On Tuesday 10th September, two of the midwifery team at the LSTM led an interactive session with final year midwifery students at Liverpool John Moores University. The session was designed to discuss maternity services across the globe and prepare these students for their upcoming electives, where some of the students will be spending 4 weeks working in maternity clinics in Uganda.
The session began with a screening of a performance of a play which highlights the perspective of fistula patients in Kenya. The play is one of seven which together form the B!RTH project, a science-art project which uses a series of provocative theatre plays and panel discussions to raise awareness and provoke debate around the vast inequality in maternal and newborn health around the world.
The Kenyan play, Orchid, written by Kenyan playwright, actress and journalist Mῦmbi Kaigwa, is based on real women’s stories of suffering from fistula. Obstetric fistula is the medical term for a hole that affects over one million in women in many low- and middle-income countries. As the result of complications during childbirth, a hole develops between the tissues of a woman’s vagina and her bladder or rectum. Orchid unveils the impact of this awful condition, the stigma surrounding obstetric fistula and its long term effect on women’s health.

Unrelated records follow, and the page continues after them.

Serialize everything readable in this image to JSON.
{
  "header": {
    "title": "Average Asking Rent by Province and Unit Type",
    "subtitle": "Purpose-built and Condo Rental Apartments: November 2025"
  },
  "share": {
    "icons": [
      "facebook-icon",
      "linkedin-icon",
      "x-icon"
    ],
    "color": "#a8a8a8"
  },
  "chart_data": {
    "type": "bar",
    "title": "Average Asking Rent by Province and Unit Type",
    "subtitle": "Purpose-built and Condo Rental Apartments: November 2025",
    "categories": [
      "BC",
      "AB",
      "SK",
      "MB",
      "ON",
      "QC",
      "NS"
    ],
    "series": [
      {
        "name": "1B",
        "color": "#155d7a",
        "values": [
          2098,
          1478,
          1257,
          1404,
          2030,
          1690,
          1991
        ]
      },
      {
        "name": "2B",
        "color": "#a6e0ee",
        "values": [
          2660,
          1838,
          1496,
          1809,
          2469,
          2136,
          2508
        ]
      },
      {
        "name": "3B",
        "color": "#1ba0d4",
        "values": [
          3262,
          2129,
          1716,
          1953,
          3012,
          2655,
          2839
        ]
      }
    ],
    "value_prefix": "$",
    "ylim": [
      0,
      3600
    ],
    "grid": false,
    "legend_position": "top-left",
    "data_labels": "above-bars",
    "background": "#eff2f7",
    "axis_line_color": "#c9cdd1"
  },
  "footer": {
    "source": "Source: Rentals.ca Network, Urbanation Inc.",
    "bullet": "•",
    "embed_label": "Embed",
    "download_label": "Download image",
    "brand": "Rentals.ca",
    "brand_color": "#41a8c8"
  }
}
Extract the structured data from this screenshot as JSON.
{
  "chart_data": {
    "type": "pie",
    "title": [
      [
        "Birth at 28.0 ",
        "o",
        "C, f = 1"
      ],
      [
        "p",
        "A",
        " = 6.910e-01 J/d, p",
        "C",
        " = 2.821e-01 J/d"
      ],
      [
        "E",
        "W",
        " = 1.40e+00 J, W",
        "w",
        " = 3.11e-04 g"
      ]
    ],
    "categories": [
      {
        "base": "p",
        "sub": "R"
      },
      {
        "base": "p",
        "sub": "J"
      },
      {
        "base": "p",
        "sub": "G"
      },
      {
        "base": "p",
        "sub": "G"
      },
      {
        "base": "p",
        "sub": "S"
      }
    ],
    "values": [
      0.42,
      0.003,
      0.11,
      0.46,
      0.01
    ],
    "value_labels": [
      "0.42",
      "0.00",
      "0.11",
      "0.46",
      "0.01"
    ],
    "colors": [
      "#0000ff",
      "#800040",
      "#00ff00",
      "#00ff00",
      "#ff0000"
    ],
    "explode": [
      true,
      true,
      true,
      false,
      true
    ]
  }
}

Following the recording of the play, Hannah McCauley, Senior Research Associate (Midwifery) and Kirsty Lowe, Research Associate (Midwifery) led a focused discussion around some of the problematic delays in seeking, accessing and receiving care that leads to many women dying in low- and middle-income countries. In groups, they discussed why fistula is still prevalent in sub-Saharan Africa when it’s all but eradicated in high-income countries and some of the most important tools to eradicate obstetric fistula.

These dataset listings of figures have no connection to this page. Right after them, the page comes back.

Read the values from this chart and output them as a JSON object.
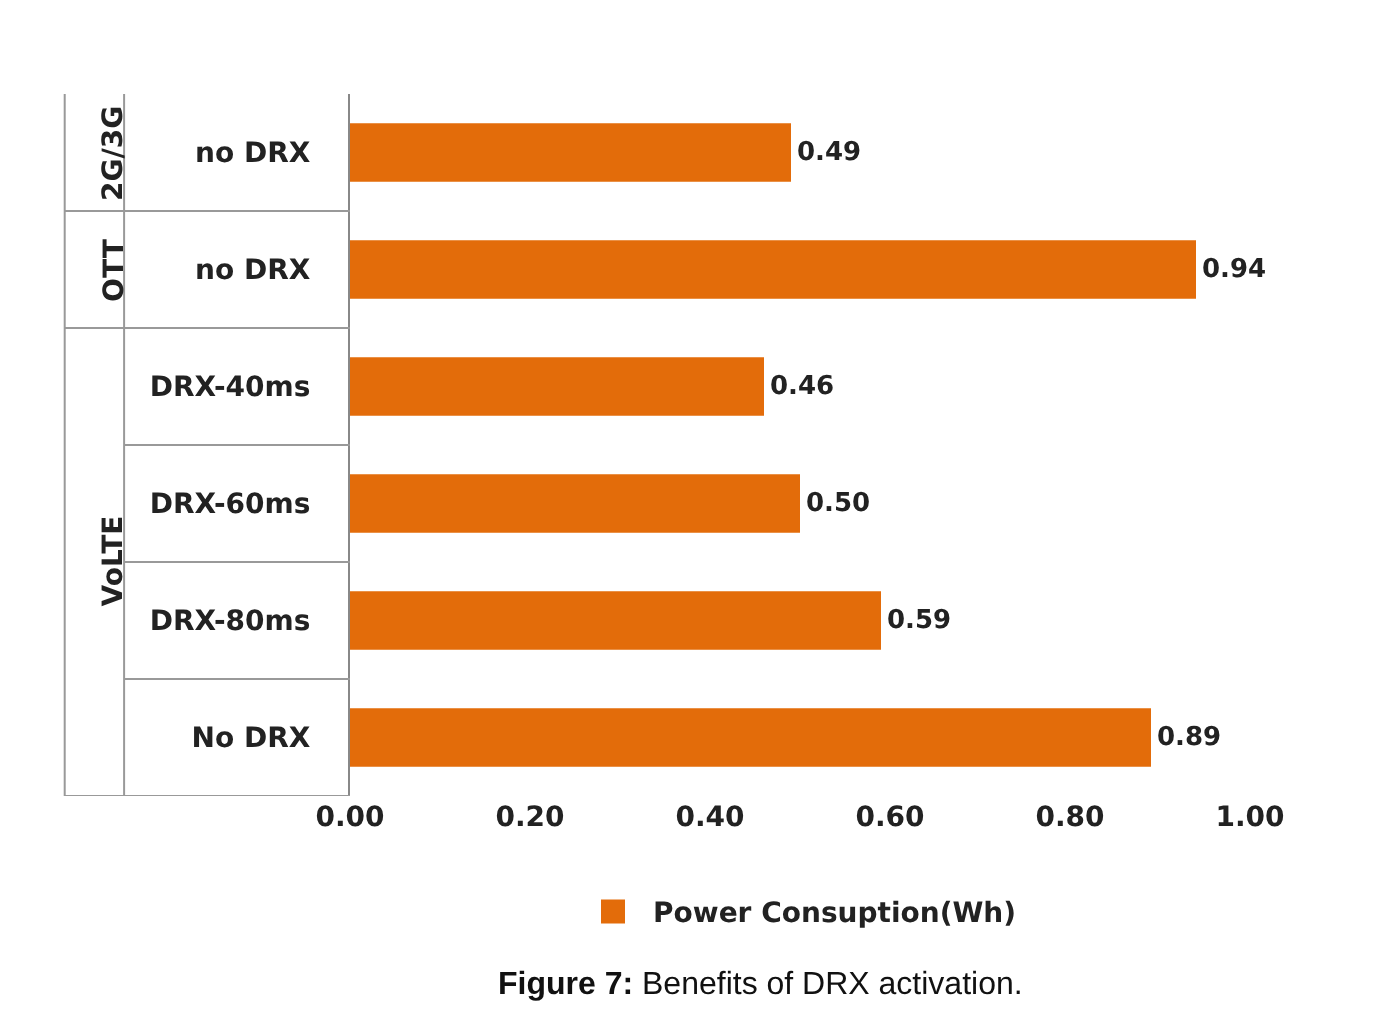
{
  "chart_data": {
    "type": "bar",
    "orientation": "horizontal",
    "categories": [
      "no DRX",
      "no DRX",
      "DRX-40ms",
      "DRX-60ms",
      "DRX-80ms",
      "No DRX"
    ],
    "series": [
      {
        "name": "Power Consuption(Wh)",
        "color": "#e36c0a",
        "values": [
          0.49,
          0.94,
          0.46,
          0.5,
          0.59,
          0.89
        ],
        "value_labels": [
          "0.49",
          "0.94",
          "0.46",
          "0.50",
          "0.59",
          "0.89"
        ]
      }
    ],
    "xlim": [
      0,
      1
    ],
    "xticks": [
      {
        "value": 0,
        "label": "0.00"
      },
      {
        "value": 0.2,
        "label": "0.20"
      },
      {
        "value": 0.4,
        "label": "0.40"
      },
      {
        "value": 0.6,
        "label": "0.60"
      },
      {
        "value": 0.8,
        "label": "0.80"
      },
      {
        "value": 1,
        "label": "1.00"
      }
    ],
    "grid": false,
    "legend": "bottom",
    "annotations": [
      "2G/3G",
      "OTT",
      "VoLTE",
      "Figure 7: Benefits of DRX activation."
    ]
  }
}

Kirsty Lowe reflected on the session:
“Having the opportunity to share knowledge and experience with this group of ambitious women was an honour. We have a social responsibility to ensure women and midwives are empowered and know their worth across the globe, and the ideas discussed around strengthening maternity services were holistic, unique and achievable. As a reflection of our future midwifery workforce, student midwives at LJMU are inspiring.”